Can a previous rhinoplasty be corrected?
Often, yes. Revision can address a deviated or crooked nose, a shifted or visible implant, an under-projected or asymmetric tip, an over-operated look or breathing difficulty that developed since the first surgery. It is more demanding than a first operation because of scar tissue and possibly depleted cartilage, so a careful, candid assessment of what is realistically correctable comes first.
What does rhinoplasty revision involve?
It is generally performed through an open approach so the surgeon can assess the previous work, release scar tissue, reposition or replace an implant and rebuild support with grafted cartilage. Because local cartilage is often used up, support may come from rib, donor rib, ear or septal cartilage, scalp fascia or hip dermis — chosen per case based on what the nose needs.
When should I consider rhinoplasty revision?

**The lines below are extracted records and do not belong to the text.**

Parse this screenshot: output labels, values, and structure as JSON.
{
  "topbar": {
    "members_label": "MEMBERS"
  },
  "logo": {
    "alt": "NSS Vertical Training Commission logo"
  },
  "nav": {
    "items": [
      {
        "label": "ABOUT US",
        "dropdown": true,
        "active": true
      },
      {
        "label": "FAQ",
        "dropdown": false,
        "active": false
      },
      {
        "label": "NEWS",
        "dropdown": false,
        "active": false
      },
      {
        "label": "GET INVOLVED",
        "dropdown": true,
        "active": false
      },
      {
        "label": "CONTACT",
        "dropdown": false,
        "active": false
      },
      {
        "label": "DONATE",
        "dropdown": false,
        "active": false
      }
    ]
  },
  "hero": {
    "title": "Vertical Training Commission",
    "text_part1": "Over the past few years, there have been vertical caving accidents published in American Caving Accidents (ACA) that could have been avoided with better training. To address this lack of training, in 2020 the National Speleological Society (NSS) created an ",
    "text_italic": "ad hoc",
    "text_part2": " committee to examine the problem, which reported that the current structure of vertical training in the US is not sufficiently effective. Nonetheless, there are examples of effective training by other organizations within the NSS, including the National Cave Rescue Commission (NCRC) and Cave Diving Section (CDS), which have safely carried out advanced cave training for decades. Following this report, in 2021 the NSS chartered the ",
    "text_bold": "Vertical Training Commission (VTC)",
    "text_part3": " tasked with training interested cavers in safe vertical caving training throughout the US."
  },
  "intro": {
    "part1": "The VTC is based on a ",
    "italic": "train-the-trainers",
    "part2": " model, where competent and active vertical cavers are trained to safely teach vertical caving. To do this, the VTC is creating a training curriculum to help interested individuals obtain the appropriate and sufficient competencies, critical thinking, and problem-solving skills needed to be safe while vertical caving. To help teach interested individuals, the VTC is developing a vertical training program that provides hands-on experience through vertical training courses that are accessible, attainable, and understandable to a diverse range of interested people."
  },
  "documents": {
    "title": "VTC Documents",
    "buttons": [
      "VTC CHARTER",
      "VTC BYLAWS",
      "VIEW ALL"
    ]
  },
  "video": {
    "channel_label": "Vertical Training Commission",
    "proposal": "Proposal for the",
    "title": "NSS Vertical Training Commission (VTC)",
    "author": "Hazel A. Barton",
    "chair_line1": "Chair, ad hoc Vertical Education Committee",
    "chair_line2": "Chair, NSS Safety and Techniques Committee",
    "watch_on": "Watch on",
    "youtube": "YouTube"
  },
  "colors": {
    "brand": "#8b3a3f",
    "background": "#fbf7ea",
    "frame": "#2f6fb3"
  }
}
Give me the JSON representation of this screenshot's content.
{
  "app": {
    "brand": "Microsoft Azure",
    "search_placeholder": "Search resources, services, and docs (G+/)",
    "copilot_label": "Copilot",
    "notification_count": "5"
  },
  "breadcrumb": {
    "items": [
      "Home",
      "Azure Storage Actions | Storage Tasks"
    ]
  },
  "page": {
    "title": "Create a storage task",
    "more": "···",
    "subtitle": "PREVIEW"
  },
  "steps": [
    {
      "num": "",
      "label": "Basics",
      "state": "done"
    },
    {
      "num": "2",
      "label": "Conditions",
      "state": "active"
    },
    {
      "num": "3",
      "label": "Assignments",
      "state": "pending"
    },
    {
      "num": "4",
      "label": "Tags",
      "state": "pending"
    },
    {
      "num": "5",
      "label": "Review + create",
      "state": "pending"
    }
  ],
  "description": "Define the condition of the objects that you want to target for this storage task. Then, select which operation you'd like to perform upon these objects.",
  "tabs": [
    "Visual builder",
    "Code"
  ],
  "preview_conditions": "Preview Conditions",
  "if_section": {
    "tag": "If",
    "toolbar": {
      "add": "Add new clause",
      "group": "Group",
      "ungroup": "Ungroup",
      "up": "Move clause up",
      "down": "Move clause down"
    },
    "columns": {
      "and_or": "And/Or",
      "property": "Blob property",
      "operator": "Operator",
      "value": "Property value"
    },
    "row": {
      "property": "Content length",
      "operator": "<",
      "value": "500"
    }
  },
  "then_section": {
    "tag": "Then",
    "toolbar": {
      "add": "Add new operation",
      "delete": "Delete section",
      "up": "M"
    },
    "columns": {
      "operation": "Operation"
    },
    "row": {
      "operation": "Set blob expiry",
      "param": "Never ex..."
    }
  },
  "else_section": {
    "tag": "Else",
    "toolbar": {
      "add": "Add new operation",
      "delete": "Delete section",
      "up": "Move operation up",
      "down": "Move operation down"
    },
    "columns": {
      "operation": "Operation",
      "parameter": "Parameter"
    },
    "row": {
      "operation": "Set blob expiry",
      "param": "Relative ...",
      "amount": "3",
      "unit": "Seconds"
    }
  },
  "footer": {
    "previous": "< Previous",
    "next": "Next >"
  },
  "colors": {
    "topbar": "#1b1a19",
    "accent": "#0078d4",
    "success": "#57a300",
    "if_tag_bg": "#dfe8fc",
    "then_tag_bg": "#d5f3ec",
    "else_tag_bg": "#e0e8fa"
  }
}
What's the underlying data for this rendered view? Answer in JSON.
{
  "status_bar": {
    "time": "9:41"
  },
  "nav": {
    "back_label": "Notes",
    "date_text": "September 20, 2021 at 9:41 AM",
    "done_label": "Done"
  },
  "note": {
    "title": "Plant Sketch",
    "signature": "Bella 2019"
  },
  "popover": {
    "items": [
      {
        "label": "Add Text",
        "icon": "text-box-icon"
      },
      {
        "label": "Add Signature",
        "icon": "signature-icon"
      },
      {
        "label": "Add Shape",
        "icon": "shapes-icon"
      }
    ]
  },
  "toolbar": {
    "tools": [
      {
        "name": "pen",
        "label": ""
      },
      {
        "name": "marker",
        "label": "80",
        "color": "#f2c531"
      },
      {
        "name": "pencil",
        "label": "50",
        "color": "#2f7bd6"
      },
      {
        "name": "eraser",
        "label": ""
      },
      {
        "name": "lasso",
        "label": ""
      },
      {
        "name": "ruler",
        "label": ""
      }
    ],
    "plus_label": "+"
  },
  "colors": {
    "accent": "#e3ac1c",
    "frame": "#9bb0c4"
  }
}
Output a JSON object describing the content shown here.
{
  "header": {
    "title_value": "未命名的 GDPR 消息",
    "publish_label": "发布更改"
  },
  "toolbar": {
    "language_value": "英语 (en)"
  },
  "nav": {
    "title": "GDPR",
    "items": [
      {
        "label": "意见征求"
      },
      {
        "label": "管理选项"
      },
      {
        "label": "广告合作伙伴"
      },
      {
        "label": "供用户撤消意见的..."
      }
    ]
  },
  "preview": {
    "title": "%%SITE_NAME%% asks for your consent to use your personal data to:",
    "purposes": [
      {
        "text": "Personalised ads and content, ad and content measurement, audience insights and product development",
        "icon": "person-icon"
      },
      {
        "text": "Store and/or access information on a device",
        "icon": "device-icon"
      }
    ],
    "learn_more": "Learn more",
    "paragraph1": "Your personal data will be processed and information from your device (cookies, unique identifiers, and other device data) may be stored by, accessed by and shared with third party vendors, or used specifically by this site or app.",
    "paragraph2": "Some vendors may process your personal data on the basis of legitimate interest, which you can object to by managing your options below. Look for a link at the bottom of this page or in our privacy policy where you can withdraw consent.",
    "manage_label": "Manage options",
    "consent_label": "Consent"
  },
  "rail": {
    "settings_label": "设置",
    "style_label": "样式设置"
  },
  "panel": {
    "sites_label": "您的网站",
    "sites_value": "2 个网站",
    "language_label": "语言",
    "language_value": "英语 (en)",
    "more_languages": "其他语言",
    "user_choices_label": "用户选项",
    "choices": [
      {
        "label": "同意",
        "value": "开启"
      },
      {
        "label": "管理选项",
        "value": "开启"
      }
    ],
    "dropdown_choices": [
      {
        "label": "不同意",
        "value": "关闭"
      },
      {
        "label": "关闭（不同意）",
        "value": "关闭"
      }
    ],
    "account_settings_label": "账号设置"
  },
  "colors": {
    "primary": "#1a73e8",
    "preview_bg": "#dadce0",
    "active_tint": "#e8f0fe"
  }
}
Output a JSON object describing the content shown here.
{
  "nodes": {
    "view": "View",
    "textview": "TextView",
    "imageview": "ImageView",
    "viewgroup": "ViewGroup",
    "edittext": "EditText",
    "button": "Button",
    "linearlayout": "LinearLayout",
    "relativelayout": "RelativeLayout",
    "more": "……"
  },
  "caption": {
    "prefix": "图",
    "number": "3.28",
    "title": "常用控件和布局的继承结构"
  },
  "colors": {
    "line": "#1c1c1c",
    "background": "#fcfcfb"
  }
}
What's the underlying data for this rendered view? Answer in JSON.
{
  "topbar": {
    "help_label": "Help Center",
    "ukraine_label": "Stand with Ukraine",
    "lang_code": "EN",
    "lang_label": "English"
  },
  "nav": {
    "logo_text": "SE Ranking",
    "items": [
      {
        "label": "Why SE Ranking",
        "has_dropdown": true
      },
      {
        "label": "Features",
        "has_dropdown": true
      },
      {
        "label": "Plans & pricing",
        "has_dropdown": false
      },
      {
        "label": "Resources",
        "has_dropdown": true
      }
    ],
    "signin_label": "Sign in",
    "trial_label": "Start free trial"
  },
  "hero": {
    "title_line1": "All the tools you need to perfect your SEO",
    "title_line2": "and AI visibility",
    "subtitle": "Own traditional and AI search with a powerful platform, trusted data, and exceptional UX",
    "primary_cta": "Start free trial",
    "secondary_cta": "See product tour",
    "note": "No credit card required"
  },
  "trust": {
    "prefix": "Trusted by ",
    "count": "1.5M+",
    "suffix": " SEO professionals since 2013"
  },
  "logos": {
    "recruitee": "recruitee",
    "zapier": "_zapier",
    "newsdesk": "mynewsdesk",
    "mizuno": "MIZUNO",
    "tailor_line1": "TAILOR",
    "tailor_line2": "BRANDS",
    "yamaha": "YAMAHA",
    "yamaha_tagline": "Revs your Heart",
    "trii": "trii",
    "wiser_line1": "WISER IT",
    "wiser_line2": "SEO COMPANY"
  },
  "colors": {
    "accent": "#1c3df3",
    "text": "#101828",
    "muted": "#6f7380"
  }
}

Once the previous nose has fully healed and the result has declared itself — most surgeons advise waiting roughly a year — and the issue is a genuine shortfall rather than normal settling. Urgent functional problems or an exposed implant are exceptions a surgeon will discuss. Revision is a considered decision made at the right moment, not an anxious reaction to an early result.
Why should I wait about a year before revision?
Because a nose keeps refining for many months — the tip stays firm and slightly swollen, scar tissue matures and the result settles well into the first year. Waiting lets the result declare itself, so you do not correct something that was still healing, and it lets tissue soften, which makes the revision itself more predictable. Both diagnosis and surgery are better with time.
Why is revision rhinoplasty harder than the first operation?
Two reasons: the tissue planes have been operated on before, with scar tissue and an altered, less predictable starting point; and the cartilage used to build the nose — septal and ear — may already be depleted. The surgeon often has to rebuild structure with cartilage sourced from elsewhere, which makes revision meticulous, individualised work rather than a simple redo.
What if my cartilage was already used in the first surgery?
That is common in revision and it shapes the plan. When septal and ear cartilage are no longer sufficient, support is brought in from elsewhere — typically the patient's own rib cartilage for strong framework, or donor rib, with fascia or dermis used for soft cover and camouflage. The assessment establishes what structure was lost and which source rebuilds it with the least added burden.
Will revision rhinoplasty fix my breathing problem?
Sometimes. Breathing difficulty that developed after a previous rhinoplasty can be a sound reason for revision, and an open approach lets the surgeon assess and address the underlying structure. Whether it can be improved depends on the specific cause, which is established at a thorough assessment — the plan is candid about what is realistically correctable rather than promising a guaranteed outcome.
Is revision rhinoplasty more painful than a first nose job?
Not dramatically — as with a first rhinoplasty, congestion and pressure tend to outweigh sharp pain in the early days, and discomfort responds to prescribed pain relief. Where a donor site such as the rib, ear, scalp or hip is used, that area has its own mild, separate soreness and its sutures come out a little later, generally around ten to fourteen days.
Can Garnet revise a rhinoplasty done at another clinic?
You can be assessed for it. You can send photos and a description of your earlier surgery for an honest pre-assessment before you travel. The same board-certified surgeon then plans the donor material, performs the open revision himself and reviews recovery — and will tell you candidly if waiting, a different plan, or no further surgery is the better answer.
Will I definitely need a revision after rhinoplasty?
No. Many patients never need a second procedure. Revision is an option for correcting a genuine shortfall once a nose has fully healed, not an inevitable step. A result that is still settling in the first year has not failed. Whether revision is worthwhile, and when, is an individual judgement made on your nose and how it has healed.